At Davao we saw thousands of acres of the highest hemp in the world, and a number of beautiful bead-bedecked hill tribes who had come down into coast civilisation for the purpose, no doubt, of seeing what we looked like.

These hill tribes are very interesting people. They are, perhaps, more picturesque than any of the other non-Christians, and they have developed to a fine point the art of making bead embroidered clothing. So beautiful and so unusual are these garments that the ladies in the party, forgetting everything else, made a grand rush to purchase some of them from the various tribesmen. Our eagerness, indeed, had finally to be restrained in order that attention might be given to the efforts of the Commission to enlighten the people as to our mission, but having patiently awaited the termination of business we returned to our search for the bead-work, only to find that the finer specimens could not by any process of cajolery be secured. Money meant nothing to the hillmen and we had no substitutes in the way of gewgaws to offer them. The only one of us who succeeded in getting a really good suit was Miss Anne Ide, and her success was the result of a curious incident. She met a chieftain gorgeously arrayed, and at a venture tried upon him the Samoan greeting and a Samoan song which she had learned in her childhood when her father was Chief Justice of the Samoan Islands. To her great surprise the Bogobo answered and seemed greatly pleased.

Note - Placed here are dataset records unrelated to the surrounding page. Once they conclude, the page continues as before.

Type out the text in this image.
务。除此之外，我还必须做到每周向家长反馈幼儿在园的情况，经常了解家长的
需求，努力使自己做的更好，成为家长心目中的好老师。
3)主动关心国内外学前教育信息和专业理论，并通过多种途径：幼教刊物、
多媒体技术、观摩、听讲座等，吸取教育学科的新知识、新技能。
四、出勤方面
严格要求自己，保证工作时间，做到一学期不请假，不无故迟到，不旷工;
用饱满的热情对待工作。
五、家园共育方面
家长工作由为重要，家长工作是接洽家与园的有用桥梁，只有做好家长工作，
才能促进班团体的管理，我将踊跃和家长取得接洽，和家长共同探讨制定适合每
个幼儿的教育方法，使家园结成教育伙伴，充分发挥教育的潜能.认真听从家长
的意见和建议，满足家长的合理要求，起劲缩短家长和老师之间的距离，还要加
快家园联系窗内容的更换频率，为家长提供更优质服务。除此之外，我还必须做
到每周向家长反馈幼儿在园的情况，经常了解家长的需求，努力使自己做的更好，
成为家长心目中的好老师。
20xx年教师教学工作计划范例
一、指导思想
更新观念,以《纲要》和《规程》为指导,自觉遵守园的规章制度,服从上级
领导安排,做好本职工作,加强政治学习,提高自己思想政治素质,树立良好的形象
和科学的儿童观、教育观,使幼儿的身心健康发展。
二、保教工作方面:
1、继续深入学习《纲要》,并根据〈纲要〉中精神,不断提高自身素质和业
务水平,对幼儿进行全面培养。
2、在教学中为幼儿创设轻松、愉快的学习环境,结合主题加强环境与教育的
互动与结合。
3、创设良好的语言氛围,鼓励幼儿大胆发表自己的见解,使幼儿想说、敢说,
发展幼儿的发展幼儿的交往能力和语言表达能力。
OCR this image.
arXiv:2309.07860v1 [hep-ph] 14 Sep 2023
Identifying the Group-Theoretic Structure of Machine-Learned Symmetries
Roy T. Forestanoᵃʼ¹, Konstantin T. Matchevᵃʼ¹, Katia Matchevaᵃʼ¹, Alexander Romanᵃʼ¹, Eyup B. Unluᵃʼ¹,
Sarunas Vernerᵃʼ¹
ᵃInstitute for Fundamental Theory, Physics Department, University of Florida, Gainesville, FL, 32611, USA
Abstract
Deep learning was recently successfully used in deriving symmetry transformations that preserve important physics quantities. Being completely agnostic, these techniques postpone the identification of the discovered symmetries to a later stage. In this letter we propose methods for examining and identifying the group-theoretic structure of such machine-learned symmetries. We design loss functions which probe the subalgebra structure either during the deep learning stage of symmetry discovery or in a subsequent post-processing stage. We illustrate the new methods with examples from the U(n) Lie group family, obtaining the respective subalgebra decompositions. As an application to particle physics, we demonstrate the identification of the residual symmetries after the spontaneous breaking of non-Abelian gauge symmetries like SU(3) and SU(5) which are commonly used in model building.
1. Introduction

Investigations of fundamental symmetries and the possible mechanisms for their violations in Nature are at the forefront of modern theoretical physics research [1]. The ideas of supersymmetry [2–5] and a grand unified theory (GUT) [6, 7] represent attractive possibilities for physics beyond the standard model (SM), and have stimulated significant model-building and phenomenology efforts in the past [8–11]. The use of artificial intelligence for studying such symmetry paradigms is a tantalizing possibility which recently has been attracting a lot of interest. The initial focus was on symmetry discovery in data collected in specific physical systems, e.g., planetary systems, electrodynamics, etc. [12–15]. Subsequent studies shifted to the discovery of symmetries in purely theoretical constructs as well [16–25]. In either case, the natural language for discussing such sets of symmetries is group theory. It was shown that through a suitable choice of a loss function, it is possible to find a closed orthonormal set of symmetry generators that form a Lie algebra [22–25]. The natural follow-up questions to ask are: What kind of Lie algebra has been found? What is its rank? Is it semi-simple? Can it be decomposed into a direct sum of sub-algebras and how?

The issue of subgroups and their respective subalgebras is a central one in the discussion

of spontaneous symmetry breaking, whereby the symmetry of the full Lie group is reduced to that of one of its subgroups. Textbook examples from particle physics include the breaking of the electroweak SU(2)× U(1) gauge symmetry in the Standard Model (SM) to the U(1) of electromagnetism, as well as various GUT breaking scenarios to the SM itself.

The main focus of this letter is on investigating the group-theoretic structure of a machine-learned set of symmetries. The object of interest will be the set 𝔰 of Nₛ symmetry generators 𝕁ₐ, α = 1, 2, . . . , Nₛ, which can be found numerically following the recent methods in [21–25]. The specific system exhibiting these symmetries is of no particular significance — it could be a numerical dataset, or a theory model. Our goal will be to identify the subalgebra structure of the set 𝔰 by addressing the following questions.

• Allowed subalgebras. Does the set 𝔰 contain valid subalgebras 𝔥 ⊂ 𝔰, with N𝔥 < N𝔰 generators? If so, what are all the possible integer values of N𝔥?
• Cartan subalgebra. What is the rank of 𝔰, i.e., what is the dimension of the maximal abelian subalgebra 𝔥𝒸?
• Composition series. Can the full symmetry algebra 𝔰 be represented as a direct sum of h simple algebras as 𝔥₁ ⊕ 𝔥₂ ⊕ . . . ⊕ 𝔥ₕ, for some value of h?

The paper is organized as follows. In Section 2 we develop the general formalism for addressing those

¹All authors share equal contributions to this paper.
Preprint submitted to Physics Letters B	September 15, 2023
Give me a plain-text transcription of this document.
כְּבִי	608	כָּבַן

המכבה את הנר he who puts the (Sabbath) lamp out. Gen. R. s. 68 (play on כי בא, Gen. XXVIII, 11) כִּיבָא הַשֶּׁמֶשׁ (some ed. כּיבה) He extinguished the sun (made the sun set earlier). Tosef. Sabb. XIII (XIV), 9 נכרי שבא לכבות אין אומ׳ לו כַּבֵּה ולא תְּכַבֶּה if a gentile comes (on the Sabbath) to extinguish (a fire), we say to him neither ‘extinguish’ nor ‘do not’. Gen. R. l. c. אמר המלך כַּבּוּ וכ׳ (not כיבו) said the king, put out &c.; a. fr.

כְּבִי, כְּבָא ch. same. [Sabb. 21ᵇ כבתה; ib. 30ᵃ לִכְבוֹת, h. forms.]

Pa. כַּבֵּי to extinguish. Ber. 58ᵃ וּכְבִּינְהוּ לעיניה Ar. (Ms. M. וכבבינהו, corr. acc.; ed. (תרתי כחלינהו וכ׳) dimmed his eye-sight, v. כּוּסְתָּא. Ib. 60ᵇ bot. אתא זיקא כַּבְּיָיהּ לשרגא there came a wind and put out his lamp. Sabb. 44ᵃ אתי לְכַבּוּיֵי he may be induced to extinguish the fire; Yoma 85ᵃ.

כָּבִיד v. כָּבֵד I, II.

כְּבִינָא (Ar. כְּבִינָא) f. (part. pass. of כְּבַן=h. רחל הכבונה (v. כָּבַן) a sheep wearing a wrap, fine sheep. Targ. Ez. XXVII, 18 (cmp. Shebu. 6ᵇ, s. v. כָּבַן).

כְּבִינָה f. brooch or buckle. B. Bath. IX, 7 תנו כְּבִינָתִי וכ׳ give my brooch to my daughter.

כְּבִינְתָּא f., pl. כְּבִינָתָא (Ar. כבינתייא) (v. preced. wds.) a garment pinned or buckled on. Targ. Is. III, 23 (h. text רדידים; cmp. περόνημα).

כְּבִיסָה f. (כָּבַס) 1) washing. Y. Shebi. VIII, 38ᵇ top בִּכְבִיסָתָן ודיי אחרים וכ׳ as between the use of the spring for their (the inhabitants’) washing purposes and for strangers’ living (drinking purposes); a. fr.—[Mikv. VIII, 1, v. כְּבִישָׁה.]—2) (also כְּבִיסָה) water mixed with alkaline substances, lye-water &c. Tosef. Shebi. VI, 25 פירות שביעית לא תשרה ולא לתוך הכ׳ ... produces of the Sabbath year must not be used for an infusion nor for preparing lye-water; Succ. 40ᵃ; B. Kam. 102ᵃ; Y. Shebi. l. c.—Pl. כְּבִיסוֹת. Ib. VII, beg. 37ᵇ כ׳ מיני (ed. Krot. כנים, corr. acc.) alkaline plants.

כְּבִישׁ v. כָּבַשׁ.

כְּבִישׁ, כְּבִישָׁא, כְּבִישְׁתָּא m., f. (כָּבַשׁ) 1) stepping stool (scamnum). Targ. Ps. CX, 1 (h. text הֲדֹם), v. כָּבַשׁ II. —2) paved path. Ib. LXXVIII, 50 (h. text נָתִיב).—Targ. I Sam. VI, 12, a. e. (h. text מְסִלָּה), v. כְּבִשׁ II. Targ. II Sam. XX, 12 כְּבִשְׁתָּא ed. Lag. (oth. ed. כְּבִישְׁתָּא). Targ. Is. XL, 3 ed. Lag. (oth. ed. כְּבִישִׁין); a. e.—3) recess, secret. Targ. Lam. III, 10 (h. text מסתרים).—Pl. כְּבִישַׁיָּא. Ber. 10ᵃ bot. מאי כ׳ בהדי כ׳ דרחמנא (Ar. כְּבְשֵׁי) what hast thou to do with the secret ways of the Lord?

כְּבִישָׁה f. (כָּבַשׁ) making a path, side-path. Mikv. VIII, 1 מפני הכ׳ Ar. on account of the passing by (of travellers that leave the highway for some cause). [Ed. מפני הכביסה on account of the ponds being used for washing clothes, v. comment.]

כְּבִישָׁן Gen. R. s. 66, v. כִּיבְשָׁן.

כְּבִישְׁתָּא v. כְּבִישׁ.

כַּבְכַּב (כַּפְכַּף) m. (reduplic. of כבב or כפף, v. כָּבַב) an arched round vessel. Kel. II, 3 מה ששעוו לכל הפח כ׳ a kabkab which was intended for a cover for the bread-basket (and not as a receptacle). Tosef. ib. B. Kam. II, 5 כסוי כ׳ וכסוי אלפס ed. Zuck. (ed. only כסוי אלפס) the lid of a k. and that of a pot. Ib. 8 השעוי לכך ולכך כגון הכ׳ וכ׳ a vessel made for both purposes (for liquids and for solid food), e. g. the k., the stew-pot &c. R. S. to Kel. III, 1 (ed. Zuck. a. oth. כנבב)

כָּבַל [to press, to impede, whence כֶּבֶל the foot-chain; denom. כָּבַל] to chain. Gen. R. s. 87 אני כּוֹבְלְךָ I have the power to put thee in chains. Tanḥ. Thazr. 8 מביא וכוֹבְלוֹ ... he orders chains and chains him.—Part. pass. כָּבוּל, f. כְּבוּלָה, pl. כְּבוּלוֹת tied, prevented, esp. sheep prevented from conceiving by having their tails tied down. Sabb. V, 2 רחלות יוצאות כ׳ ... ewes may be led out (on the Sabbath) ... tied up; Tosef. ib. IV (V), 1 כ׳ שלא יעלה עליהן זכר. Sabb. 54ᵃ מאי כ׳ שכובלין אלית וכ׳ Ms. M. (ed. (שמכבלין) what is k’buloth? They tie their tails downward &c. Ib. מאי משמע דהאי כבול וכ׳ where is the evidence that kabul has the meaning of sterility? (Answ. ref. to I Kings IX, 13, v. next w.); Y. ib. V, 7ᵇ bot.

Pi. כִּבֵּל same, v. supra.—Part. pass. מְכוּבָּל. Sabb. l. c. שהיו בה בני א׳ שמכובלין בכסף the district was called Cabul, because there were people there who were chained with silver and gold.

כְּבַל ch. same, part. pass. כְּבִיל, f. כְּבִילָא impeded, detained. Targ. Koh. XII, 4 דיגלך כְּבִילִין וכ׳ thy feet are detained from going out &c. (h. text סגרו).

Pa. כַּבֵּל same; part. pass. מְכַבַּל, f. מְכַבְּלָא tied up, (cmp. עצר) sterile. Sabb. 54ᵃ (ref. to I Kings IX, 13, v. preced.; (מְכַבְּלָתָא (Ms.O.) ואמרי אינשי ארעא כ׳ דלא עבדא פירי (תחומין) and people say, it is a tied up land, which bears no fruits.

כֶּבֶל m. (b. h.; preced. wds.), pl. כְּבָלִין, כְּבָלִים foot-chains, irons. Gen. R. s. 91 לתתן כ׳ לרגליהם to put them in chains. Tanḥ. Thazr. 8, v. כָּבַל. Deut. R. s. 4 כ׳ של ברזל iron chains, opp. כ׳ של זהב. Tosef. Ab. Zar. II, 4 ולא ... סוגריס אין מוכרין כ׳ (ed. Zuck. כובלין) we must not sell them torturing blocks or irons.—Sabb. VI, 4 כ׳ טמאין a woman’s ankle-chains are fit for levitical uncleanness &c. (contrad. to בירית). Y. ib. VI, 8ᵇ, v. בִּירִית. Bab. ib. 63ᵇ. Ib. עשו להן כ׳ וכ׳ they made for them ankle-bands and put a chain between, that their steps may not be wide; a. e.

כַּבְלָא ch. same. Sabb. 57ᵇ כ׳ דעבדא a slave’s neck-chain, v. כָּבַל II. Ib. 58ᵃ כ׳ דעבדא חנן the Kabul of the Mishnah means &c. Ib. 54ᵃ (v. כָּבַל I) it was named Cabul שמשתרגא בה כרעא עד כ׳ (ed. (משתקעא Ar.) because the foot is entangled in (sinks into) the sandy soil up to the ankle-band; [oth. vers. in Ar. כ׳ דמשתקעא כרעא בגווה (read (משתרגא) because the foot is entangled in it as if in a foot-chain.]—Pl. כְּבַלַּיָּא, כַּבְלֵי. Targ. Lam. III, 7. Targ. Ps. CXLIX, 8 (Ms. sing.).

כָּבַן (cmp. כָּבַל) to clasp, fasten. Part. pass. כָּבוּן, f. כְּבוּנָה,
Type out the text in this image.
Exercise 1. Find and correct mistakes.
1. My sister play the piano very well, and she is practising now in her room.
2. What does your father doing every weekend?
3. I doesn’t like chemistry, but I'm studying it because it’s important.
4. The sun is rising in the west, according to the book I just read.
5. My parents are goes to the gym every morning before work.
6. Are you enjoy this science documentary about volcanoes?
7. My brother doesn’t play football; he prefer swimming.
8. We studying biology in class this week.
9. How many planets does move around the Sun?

He had already had conveyed to him the fact that the only thing the ladies wanted was bead clothing, so he indicated to Miss Ide that he would present to her his coat and pants, and without further ado, and much to her astonishment, he began to divest himself of these garments which she accepted with delight. The incident awakened natural curiosity on our part as to the relation between the Polynesian language of Samoa and the vernacular of the hill tribes around the Davao gulf.

From Davao we proceeded on our journey around Mindanao, sailing out into the open Pacific and up to the province of Surigao in the northeast corner of the island.